Lo que estas casas aún nos cuentan
Hoy en día, la Chattel House te permite ver el paisaje de Barbados desde otra perspectiva. Su valor no radica solo en la madera, las proporciones o los adornos. Radica sobre todo en lo que su arquitectura aún nos permite comprender: una familia podía poseer, ampliar y vivir en una casa, al tiempo que tenía que mantenerla lista para abandonar el terreno en el que se encontraba.
Quizá ahí sea donde está toda la fuerza de esta arquitectura: una casa que en su día se concibió para ser trasladada se ha convertido en un punto fijo en la memoria de Barbados. Y cuando hoy protegemos una casa Chattel, ¿qué es lo que realmente intentas preservar: un estilo arquitectónico o la historia social que se esconde entre sus paredes?
Una Chattel house es una casa tradicional de madera de Barbados, diseñada históricamente para poder desmontarse y trasladarse. Pertenecía a su ocupante, incluso cuando el terreno en el que estaba construida no era de su propiedad.
Tras la emancipación, muchos trabajadores vivían en tierras que no les pertenecían.

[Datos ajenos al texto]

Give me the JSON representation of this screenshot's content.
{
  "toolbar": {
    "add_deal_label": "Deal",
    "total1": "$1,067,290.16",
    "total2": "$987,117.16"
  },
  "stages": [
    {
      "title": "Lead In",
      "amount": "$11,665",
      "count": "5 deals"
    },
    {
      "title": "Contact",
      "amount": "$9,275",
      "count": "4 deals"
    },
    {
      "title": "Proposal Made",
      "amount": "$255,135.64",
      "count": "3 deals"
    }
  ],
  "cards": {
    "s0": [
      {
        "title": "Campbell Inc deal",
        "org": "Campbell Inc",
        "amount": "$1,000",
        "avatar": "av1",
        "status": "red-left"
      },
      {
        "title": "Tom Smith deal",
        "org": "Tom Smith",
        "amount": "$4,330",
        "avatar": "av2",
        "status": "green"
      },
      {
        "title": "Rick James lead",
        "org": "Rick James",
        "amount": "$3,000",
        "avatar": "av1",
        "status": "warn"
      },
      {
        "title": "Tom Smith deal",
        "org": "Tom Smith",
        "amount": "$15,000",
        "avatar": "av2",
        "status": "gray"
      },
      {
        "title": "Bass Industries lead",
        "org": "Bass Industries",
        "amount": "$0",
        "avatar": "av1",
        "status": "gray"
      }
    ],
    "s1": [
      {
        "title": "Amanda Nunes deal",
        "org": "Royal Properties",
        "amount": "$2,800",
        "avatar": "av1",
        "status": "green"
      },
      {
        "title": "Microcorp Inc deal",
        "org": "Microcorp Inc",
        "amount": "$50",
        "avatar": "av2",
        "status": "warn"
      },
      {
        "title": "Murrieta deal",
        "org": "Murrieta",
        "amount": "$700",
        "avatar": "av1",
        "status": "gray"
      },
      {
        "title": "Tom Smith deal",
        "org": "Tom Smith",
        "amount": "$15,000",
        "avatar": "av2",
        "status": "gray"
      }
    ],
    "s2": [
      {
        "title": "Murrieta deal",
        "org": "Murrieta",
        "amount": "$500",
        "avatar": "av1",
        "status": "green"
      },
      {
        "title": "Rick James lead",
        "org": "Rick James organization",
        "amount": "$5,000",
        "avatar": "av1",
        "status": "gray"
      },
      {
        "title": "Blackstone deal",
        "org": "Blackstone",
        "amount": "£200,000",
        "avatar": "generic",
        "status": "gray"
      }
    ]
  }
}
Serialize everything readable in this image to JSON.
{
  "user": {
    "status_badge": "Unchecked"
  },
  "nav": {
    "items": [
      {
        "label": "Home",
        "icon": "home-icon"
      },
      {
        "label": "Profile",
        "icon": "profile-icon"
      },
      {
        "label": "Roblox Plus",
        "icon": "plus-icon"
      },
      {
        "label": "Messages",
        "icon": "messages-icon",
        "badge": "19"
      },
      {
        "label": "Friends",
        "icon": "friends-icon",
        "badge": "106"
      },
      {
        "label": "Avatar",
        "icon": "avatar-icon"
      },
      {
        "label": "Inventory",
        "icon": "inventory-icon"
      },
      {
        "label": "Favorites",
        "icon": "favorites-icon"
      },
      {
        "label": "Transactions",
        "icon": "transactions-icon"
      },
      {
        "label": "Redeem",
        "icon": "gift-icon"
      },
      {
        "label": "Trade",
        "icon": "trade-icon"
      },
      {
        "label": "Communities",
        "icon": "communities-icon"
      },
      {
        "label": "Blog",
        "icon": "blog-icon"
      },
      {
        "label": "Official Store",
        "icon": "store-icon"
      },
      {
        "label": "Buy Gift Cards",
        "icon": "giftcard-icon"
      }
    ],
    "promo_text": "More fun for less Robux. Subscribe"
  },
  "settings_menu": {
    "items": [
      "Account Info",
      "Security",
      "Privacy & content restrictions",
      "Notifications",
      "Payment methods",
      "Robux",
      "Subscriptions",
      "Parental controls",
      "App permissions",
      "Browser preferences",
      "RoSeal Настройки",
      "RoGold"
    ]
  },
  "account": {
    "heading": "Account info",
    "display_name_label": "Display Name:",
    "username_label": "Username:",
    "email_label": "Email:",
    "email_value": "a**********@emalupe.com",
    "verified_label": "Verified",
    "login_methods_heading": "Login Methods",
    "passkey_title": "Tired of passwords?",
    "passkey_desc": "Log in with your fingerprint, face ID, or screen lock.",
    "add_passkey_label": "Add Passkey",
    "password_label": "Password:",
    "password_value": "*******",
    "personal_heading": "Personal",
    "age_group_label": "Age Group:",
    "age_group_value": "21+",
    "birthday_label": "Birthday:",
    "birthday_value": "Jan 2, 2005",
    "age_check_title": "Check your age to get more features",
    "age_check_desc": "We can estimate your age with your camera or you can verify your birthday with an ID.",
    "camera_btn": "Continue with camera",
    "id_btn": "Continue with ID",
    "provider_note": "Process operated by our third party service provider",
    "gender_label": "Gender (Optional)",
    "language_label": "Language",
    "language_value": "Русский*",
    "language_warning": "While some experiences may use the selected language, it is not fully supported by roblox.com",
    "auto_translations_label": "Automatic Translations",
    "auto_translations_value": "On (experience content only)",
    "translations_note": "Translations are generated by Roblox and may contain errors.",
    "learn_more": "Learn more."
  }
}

La La «chattel house» se construía, por tanto, de tal manera que se pudiera trasladar si la familia tenía que marcharse de la parcela.
La Chattel House cuenta mucho más que una simple historia de arquitectura. Es un testimonio de la relación con la tierra, el trabajo y la propiedad en Barbados tras la emancipación. Hoy en día se ha convertido en un elemento emblemático del patrimonio arquitectónico de Barbados.